Barbados measures 23km (14 miles) at it's widest point, is 34km(21 miles) long and covers a mere 416 square km(166sq miles). The population is 267,900 and growing.
While the legal tender is Barbados dollars, US dollars are accepted everywhere.
Full independence from British rule was granted on 30th November 1966.
Geographically, Barbados is not part of the arc of Caribbean islands since only the West Coast of the Caribbean lies in the Caribbean Sea. The North and East Coasts lie in the Atlantic Ocean and because of this these coasts have very high waves and strong currents.
Go diving in Barbados and you'll see Barracuda, 3 types of turtles, sea horses, sponges, mackeral and brightly coloured tropical fish.
Duty free shopping is available on the island - show your passport to purchase jewellery, electronic goods, alcohol, cigarettes and many other duty free items.
The fact that the island is made up of coral limestone and underlain by sedimentary rock means that most of its surface water runs off underground.The limestone rocks act as a filter for the underground water so when the water passes through these rocks, it is filtered. This is the main reason why the water is of a high quality.

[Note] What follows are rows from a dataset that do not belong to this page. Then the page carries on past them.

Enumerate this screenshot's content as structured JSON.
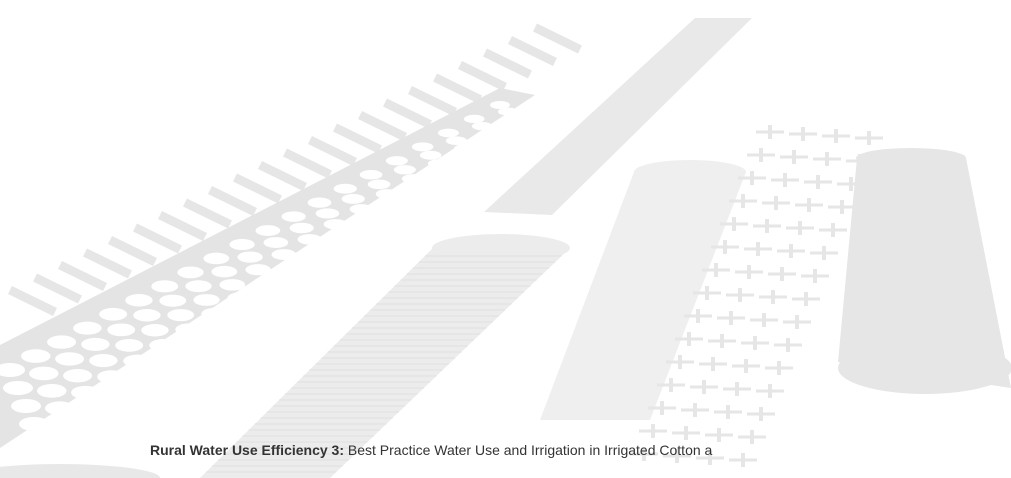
{
  "caption": {
    "bold": "Rural Water Use Efficiency 3:",
    "text": "Best Practice Water Use and Irrigation in Irrigated Cotton a"
  }
}
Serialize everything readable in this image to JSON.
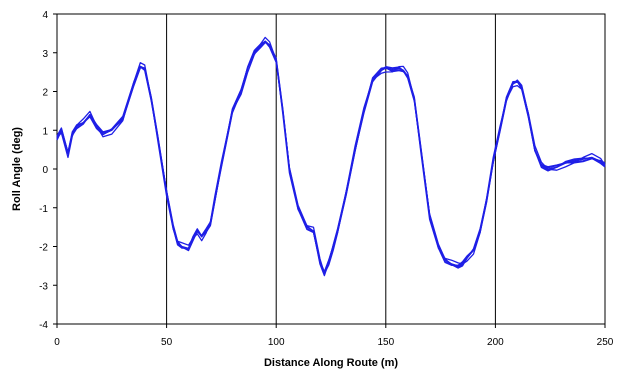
{
  "chart_data": {
    "type": "line",
    "title": "",
    "xlabel": "Distance Along Route (m)",
    "ylabel": "Roll Angle (deg)",
    "xlim": [
      0,
      250
    ],
    "ylim": [
      -4,
      4
    ],
    "xticks": [
      0,
      50,
      100,
      150,
      200,
      250
    ],
    "yticks": [
      -4,
      -3,
      -2,
      -1,
      0,
      1,
      2,
      3,
      4
    ],
    "grid": "vertical",
    "legend": "none",
    "line_color": "#1f1fe6",
    "series_count_overlaid": 6,
    "series": [
      {
        "x": [
          0,
          2,
          5,
          7,
          9,
          12,
          15,
          18,
          21,
          25,
          30,
          35,
          38,
          40,
          43,
          46,
          50,
          53,
          55,
          57,
          60,
          62,
          64,
          66,
          68,
          70,
          72,
          75,
          80,
          84,
          87,
          90,
          93,
          95,
          97,
          100,
          103,
          106,
          110,
          114,
          117,
          120,
          122,
          124,
          126,
          128,
          132,
          136,
          140,
          144,
          148,
          150,
          153,
          156,
          158,
          160,
          163,
          166,
          170,
          174,
          177,
          180,
          183,
          185,
          187,
          190,
          193,
          196,
          199,
          202,
          205,
          208,
          210,
          212,
          215,
          218,
          221,
          224,
          228,
          232,
          236,
          240,
          244,
          248,
          250
        ],
        "y": [
          0.8,
          1.0,
          0.4,
          0.9,
          1.1,
          1.2,
          1.4,
          1.1,
          0.9,
          1.0,
          1.3,
          2.2,
          2.65,
          2.6,
          1.8,
          0.8,
          -0.6,
          -1.5,
          -1.9,
          -2.0,
          -2.05,
          -1.8,
          -1.6,
          -1.75,
          -1.6,
          -1.4,
          -0.8,
          0.1,
          1.5,
          2.0,
          2.6,
          3.0,
          3.2,
          3.3,
          3.2,
          2.8,
          1.5,
          0.0,
          -1.0,
          -1.5,
          -1.6,
          -2.4,
          -2.7,
          -2.4,
          -2.0,
          -1.6,
          -0.6,
          0.5,
          1.5,
          2.3,
          2.55,
          2.6,
          2.55,
          2.6,
          2.55,
          2.4,
          1.8,
          0.5,
          -1.2,
          -2.0,
          -2.35,
          -2.45,
          -2.5,
          -2.45,
          -2.3,
          -2.1,
          -1.6,
          -0.8,
          0.2,
          1.0,
          1.8,
          2.2,
          2.25,
          2.1,
          1.4,
          0.5,
          0.1,
          0.0,
          0.05,
          0.15,
          0.2,
          0.25,
          0.3,
          0.2,
          0.1
        ]
      }
    ]
  }
}
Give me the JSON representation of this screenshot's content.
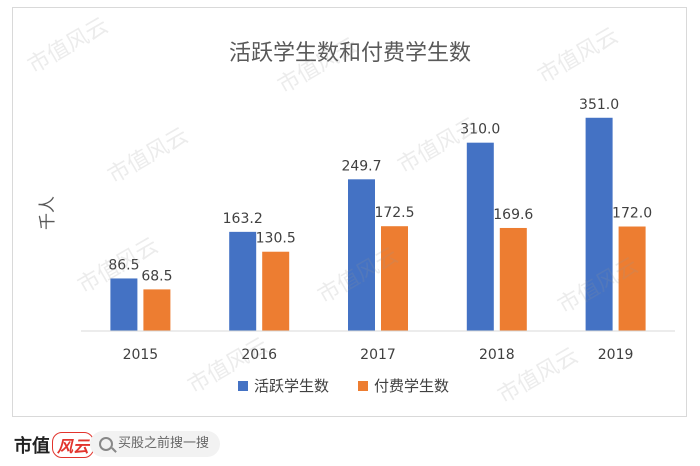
{
  "chart_data": {
    "type": "bar",
    "title": "活跃学生数和付费学生数",
    "ylabel": "千人",
    "xlabel": "",
    "categories": [
      "2015",
      "2016",
      "2017",
      "2018",
      "2019"
    ],
    "series": [
      {
        "name": "活跃学生数",
        "color": "#4472c4",
        "values": [
          86.5,
          163.2,
          249.7,
          310.0,
          351.0
        ]
      },
      {
        "name": "付费学生数",
        "color": "#ed7d31",
        "values": [
          68.5,
          130.5,
          172.5,
          169.6,
          172.0
        ]
      }
    ],
    "ylim": [
      0,
      400
    ],
    "grid": false,
    "legend_position": "bottom",
    "value_format_decimals": 1
  },
  "watermark_text": "市值风云",
  "footer": {
    "brand_main": "市值",
    "brand_script": "风云",
    "search_label": "买股之前搜一搜"
  }
}
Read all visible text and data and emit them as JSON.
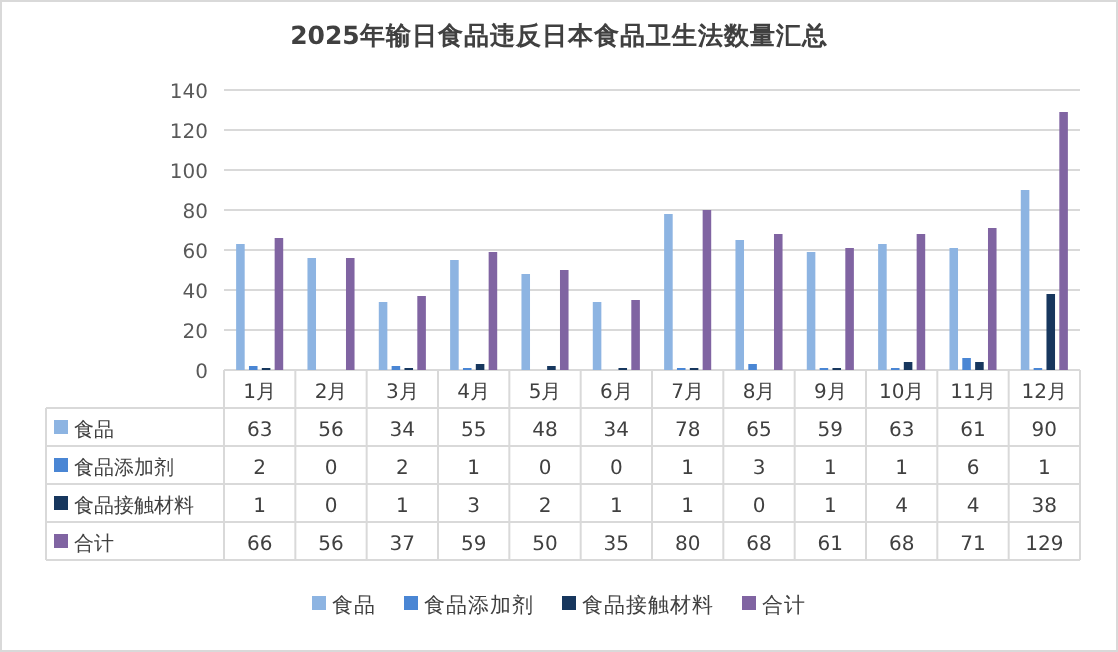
{
  "chart_data": {
    "type": "bar",
    "title": "2025年输日食品违反日本食品卫生法数量汇总",
    "categories": [
      "1月",
      "2月",
      "3月",
      "4月",
      "5月",
      "6月",
      "7月",
      "8月",
      "9月",
      "10月",
      "11月",
      "12月"
    ],
    "series": [
      {
        "name": "食品",
        "color": "#8db4e2",
        "values": [
          63,
          56,
          34,
          55,
          48,
          34,
          78,
          65,
          59,
          63,
          61,
          90
        ]
      },
      {
        "name": "食品添加剂",
        "color": "#4a86d4",
        "values": [
          2,
          0,
          2,
          1,
          0,
          0,
          1,
          3,
          1,
          1,
          6,
          1
        ]
      },
      {
        "name": "食品接触材料",
        "color": "#17375e",
        "values": [
          1,
          0,
          1,
          3,
          2,
          1,
          1,
          0,
          1,
          4,
          4,
          38
        ]
      },
      {
        "name": "合计",
        "color": "#8064a2",
        "values": [
          66,
          56,
          37,
          59,
          50,
          35,
          80,
          68,
          61,
          68,
          71,
          129
        ]
      }
    ],
    "ylim": [
      0,
      140
    ],
    "yticks": [
      0,
      20,
      40,
      60,
      80,
      100,
      120,
      140
    ],
    "grid": "y",
    "legend": "bottom",
    "data_labels": true
  }
}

Green monkeys run free on the island - they are considered a delicacy by some. If it isn't your cup of tea the island's national dishes are flying fish and cou cou. Despite global domination, MacDonalds has failed to find success on the island. Barbados claims to be home of rum and its Mount Gay brand is the oldest in the world. There are over 1000 rum shops on the island.
The only natural harbour is Carlisle Bay on the Southern Western coast which is extremely shallow and only accessible to light draught vessels.
Barbados has one of the highest literacy rates in the world - a staggering 98% of the population can read and write .
The island's oldest hotel, The Crane, opened in 1887.
There are few rivers on the island and with expectation of the Constitution River, all are located in the hilly parishes of St. Andrew and St.Joseph. This is because the rocks of the Scotland District are not permeable, forcing the water to settle on the surface.
The island is home to several caves, the most famous being Harrison's Cave and the Animal Flower Cave. The parish of St.Lucy, in the north, is known for its sea caves which are said to have been formed over 500,000 years ago. Prior to the settlement of Barbados in 1627, the island was covered in dense tropical rainforest. Unfortunately, almost all of this forest was cut down. Only two examples of this forest remain; Turner's Halls Woods and Joe's River Rain Forest.
Barbados is geographically divided into 11 parishes: St.Lucy, St.Peter, St.James, St.Joseph, St.Andrew, St.John, St.Thomas, St. George, Christ Church, St.Michael and St.Philip.
The capital of Barbados is Bridgetown. The principal commercial centre and also the largest and liveliest city in Barbados.
Calypso is the island's typical music, played on steel pan drums.